Le 12 octobre 2023, Ihsane El Kadi, a atteint la fin de la route juridique. La Cour suprême, a rejeté ses appels dans deux affaires distinctes, dont l’une lui avait valu une peine de 7 ans de prison.

Il faut dire que cette incarcération n’est que le point final d’une série d’intimidations entamée depuis plusieurs mois et qui le ciblait particulièrement.

Ihsane El Kadi, a été placé sous contrôle judiciaire suite à une plainte de Amar Belhimer au titre de ministre de la communication qu’il était, pour un blog politique sur la place de Rached dans le Hirak en mars 2021. Deux  chefs d’inculpation ont été retenus contre l’auteur de l’article « atteinte à l’unité du territoire » et « publications portant préjudice à l’intérêt national . Dans cette affaire, le journaliste a été condamné, le 7 juin 2022, à six mois de prison ferme et 50 000 dinars d’amende.

Parallèlement à ces intimidations, le patron du laboratoire Merinal, Nabil Mellah, également actionnaire à Interface Médias, entreprise éditrice de Radio M a été condamné à 4 ans de prison ferme. Il est en détention depuis mai 2021.  

Pourquoi emprisonner ce journaliste, fils d’une grande figure révolutionnaire, et dont le seul tort et d’avoir fait son métier ? Car de l’avis de tous, comme en témoignent ces intellectuels étrangers tels que Noam Chomsky, Annie Ernaux, Arundhati Roy, Ken Loach, ou algériens comme Yasmina Khadra, Elias Zerhouni, et Noureddine Melikechi qui réclament sa libération ou encore ses avocats, le prétendu « financement étranger » n’est qu’un fallacieux argument pour masquer une volonté de faire taire une voix qui dérange.
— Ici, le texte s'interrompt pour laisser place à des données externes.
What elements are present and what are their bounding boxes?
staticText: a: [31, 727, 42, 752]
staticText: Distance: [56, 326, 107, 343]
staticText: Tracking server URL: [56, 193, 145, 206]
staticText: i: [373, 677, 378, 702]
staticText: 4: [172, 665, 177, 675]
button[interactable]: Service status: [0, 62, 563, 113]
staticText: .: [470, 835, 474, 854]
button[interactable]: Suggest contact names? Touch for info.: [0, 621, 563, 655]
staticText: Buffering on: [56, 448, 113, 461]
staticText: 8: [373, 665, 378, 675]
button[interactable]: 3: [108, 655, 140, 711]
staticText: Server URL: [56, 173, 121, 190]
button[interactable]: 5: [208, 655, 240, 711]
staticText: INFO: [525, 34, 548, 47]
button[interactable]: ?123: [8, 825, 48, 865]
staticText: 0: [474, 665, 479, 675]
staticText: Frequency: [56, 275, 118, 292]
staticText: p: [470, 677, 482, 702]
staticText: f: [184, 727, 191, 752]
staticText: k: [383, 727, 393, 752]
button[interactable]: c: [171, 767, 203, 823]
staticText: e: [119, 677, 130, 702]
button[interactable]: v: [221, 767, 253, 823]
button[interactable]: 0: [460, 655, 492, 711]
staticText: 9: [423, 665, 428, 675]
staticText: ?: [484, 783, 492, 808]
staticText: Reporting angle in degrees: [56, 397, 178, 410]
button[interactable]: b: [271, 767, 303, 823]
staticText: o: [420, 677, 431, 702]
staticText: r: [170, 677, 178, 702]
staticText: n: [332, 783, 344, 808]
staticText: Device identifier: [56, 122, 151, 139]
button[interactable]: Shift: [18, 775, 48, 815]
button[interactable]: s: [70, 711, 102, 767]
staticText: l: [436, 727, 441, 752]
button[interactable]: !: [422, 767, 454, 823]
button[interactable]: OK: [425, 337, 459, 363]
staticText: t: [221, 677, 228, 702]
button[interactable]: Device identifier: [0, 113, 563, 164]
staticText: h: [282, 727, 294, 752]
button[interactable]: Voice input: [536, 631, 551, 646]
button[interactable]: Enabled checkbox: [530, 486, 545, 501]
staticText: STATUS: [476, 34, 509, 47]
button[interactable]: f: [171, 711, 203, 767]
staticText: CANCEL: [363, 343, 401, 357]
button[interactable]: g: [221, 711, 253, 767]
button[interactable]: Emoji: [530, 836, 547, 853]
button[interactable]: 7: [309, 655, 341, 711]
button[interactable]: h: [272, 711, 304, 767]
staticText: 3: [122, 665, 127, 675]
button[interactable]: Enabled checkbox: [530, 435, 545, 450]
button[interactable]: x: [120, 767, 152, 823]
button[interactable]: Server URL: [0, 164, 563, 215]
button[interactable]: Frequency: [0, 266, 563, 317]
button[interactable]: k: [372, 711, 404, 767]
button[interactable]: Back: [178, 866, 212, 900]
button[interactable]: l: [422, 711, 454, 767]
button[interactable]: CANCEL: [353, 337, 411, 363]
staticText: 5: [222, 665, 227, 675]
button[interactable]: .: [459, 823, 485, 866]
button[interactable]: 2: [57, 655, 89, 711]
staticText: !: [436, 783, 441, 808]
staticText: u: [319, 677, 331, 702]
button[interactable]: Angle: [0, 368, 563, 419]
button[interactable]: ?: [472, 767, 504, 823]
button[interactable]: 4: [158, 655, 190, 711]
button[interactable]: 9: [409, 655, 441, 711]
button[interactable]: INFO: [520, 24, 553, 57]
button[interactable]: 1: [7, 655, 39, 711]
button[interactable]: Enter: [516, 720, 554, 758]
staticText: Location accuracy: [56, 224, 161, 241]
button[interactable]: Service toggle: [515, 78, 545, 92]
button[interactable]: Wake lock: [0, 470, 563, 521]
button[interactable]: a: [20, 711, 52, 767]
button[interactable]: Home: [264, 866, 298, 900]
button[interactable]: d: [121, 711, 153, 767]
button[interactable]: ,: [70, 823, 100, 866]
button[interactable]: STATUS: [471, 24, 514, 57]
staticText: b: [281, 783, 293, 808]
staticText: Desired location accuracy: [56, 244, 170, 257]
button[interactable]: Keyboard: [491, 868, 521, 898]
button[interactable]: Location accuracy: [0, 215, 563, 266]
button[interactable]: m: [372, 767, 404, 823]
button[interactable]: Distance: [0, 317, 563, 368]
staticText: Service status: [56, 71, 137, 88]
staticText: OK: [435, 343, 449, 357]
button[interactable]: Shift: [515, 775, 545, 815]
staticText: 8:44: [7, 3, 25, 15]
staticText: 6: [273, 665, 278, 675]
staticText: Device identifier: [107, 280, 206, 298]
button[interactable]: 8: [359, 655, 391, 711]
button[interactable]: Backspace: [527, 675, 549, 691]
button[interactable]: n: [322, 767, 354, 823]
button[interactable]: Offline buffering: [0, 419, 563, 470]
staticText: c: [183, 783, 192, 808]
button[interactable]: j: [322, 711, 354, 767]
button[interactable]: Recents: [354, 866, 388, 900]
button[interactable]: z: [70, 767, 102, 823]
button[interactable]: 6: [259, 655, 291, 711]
Comme pour les autres détenus d’opinion, la place de Ihsane n’est pas en prison. Sa place est au milieu des siens, au sein de sa corporation où il a beaucoup à apporter au métier et au pays. Dans cette perspective, la prochaine fête d’indépendance peut être une opportunité pour les autorités de faire un geste en faveur de ces détenus injustement incarcérés. Ce serait non seulement un geste d’apaisement, mais soignera l’image du pays écornée ces dernières années. Ce sera un acte en faveur de personnes dont l’amour de la patrie n’est pas à démontrer.